Where were all these arm chair lawyers wringing their hands during the Obama administration?
Obama authorized 563 drone strikes on mostly Pakistan, Somalia and Yemen killing 400 to 800 civilians as “collateral damage”. One of those specifically targeted was an American citizen in Yemen.
You reveal your Trump Derangement Syndrome bias by using a pejorative when calling the democratically elected president the “Trump Regime”….we save the term Regime for dictators we don’t like such as Assad and Sadam Hussien.
Since when does the law only apply to Presidents we don’t like?
More MAGA whataboutism. That the best you’ve got? The blog post is about the unauthorized attacks on civilian boats, killing unidentified sailors by the Trump regime.
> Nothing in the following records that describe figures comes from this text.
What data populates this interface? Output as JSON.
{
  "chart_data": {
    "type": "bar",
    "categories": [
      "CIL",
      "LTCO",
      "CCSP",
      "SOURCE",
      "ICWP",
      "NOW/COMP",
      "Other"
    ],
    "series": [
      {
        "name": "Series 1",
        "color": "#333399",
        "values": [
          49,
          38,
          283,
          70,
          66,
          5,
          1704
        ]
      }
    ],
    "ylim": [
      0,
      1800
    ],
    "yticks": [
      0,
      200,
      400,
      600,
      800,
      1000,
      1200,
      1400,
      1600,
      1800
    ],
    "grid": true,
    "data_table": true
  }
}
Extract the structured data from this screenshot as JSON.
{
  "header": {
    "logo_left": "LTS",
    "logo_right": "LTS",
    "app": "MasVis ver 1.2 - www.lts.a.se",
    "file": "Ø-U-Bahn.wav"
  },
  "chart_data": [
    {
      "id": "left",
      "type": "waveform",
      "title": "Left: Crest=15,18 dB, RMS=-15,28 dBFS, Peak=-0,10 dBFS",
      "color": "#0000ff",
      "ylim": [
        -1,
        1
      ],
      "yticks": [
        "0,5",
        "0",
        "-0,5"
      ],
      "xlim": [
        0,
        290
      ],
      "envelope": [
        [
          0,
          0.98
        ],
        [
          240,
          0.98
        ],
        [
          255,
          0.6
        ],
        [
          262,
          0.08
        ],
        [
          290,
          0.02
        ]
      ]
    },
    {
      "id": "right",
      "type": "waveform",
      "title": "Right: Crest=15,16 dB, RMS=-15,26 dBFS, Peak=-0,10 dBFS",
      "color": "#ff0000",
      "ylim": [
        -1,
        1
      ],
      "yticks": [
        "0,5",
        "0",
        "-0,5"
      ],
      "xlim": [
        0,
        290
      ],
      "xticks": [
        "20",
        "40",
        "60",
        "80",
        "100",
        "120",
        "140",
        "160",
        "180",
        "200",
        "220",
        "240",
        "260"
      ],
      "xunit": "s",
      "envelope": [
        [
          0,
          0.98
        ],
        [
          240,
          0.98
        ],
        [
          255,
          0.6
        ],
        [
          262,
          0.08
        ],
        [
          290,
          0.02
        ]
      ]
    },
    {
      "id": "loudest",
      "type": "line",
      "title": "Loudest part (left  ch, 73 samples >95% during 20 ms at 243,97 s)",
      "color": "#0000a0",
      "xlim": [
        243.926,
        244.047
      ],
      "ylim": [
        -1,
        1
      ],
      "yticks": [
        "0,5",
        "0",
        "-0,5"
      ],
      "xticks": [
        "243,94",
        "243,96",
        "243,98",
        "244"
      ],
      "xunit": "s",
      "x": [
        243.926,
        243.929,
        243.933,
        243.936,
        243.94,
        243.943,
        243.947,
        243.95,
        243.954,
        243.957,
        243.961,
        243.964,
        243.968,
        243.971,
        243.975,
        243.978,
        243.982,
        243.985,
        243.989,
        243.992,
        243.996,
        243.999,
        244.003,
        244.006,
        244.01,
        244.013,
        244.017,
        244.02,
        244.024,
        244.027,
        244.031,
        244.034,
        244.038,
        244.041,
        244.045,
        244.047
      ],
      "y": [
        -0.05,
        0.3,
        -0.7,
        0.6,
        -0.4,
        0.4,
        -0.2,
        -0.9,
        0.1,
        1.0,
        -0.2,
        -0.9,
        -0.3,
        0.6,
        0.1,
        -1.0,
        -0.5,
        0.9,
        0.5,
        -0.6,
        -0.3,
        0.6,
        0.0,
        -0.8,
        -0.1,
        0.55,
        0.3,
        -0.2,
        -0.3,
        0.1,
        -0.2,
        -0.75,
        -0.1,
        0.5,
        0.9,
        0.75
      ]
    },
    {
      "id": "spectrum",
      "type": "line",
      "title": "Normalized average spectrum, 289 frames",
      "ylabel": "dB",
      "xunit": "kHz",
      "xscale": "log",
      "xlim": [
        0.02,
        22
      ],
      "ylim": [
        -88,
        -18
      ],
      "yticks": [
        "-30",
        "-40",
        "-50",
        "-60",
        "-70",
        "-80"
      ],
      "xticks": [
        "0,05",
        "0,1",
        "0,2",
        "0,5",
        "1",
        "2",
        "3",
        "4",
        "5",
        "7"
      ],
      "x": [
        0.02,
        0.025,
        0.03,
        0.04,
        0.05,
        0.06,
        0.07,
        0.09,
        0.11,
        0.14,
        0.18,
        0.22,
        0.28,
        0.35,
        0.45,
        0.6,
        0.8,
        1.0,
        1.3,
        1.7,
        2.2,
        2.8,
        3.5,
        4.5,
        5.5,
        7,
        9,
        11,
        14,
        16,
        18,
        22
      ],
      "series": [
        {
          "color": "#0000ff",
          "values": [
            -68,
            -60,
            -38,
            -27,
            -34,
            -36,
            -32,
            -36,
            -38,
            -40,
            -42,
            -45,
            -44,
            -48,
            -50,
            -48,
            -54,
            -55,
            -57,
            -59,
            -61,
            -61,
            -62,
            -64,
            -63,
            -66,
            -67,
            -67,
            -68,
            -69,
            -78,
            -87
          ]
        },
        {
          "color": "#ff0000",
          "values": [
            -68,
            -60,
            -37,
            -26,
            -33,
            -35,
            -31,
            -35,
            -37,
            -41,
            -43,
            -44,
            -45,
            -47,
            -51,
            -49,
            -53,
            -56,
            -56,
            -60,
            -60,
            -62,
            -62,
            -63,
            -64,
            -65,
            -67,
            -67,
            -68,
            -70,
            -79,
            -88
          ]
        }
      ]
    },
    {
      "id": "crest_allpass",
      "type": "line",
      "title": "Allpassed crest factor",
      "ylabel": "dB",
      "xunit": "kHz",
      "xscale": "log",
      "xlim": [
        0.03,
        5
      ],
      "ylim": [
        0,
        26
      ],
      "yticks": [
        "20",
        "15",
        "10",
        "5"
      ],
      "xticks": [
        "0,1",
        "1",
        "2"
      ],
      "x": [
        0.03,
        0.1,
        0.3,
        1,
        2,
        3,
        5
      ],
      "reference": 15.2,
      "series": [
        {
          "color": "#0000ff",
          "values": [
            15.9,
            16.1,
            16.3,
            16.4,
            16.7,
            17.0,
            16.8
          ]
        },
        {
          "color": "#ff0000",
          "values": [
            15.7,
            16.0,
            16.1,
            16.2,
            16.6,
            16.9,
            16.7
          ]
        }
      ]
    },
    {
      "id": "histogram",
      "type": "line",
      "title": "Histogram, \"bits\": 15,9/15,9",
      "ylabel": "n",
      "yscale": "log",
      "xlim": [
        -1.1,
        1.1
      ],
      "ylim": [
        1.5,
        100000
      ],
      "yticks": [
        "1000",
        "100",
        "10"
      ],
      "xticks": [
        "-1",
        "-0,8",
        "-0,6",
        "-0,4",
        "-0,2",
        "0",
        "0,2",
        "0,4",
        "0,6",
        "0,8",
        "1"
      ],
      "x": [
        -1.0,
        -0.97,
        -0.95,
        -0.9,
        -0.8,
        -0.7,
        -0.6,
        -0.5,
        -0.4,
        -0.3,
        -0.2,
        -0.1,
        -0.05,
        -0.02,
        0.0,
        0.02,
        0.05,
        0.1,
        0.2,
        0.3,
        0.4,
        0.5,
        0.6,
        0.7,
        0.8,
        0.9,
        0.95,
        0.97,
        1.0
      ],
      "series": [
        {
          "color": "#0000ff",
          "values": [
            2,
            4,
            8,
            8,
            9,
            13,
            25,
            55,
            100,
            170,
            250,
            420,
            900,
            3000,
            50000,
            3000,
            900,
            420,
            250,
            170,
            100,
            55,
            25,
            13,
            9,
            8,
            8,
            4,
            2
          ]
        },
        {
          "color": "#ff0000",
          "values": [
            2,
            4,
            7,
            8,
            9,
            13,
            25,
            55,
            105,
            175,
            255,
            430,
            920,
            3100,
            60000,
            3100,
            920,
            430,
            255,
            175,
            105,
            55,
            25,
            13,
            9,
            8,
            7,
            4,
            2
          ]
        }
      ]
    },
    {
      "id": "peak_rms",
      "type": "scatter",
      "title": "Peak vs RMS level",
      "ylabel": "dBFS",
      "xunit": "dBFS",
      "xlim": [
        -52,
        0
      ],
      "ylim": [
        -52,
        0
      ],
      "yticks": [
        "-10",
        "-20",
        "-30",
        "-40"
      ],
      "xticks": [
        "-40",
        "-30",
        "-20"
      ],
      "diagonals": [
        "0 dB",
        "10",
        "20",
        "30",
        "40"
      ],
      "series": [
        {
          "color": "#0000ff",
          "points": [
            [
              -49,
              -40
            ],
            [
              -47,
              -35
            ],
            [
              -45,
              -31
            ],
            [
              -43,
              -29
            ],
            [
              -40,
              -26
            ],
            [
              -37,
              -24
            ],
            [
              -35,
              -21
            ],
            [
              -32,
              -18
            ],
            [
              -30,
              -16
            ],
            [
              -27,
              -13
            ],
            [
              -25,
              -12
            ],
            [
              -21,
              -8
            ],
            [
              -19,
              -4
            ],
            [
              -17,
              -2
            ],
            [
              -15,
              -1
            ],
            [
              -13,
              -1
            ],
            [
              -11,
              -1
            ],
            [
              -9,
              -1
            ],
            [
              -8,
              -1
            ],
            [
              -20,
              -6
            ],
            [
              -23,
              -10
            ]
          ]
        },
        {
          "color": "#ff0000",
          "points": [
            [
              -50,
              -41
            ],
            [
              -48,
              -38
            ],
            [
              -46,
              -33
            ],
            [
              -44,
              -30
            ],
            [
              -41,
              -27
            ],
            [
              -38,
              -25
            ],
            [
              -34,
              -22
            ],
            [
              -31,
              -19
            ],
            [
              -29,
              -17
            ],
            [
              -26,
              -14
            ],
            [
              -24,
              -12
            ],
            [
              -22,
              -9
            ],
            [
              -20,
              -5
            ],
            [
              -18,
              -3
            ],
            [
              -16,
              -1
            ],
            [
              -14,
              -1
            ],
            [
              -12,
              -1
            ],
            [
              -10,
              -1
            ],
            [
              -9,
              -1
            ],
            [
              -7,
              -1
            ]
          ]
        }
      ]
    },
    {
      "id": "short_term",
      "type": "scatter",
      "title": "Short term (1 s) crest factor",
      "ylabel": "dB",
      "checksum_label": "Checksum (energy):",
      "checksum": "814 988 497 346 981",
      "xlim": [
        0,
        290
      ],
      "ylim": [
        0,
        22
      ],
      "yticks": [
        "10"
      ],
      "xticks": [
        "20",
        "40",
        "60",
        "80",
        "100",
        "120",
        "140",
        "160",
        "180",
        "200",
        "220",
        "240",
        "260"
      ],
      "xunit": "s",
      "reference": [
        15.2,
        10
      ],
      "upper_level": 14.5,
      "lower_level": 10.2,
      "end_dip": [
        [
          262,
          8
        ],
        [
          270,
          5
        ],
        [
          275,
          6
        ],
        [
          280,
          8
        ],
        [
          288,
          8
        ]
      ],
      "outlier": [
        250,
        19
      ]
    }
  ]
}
Under international and US domestic law, these attacks are nothing less than murder. (If the term regime, offends you I will be happy to refer to them as thugs or criminals, which also applies.)
Your idiot would-be king Trump justifies the attacks by saying the United States is in an “armed conflict” with drug cartels and vowing to “destroy Venezuelan terrorists and trafficking networks.” Nevertheless the Trump regime has not provided any positive identification of those killed, nor evidence that the boats were carrying drugs. Neither have they sought congressional approval as constitutionally required.
Your what-about drone strikes during the Obama administration, only highlights the illegality of the King Donnie’s murderous rampage. Regardless of one views Obama’s aggressive foreign policy, it was supported by congressional authorization. The strikes were established by a formal, high-level approval process, detailed in a classified 2013 Presidential Policy Guidance (PPG), to govern these operations. The Trump attacks are the actions of a criminal mob using the deaths of Venezuelan and Columbian mariners as sacrificial props to provide distractions from the pedo president’s other crimes.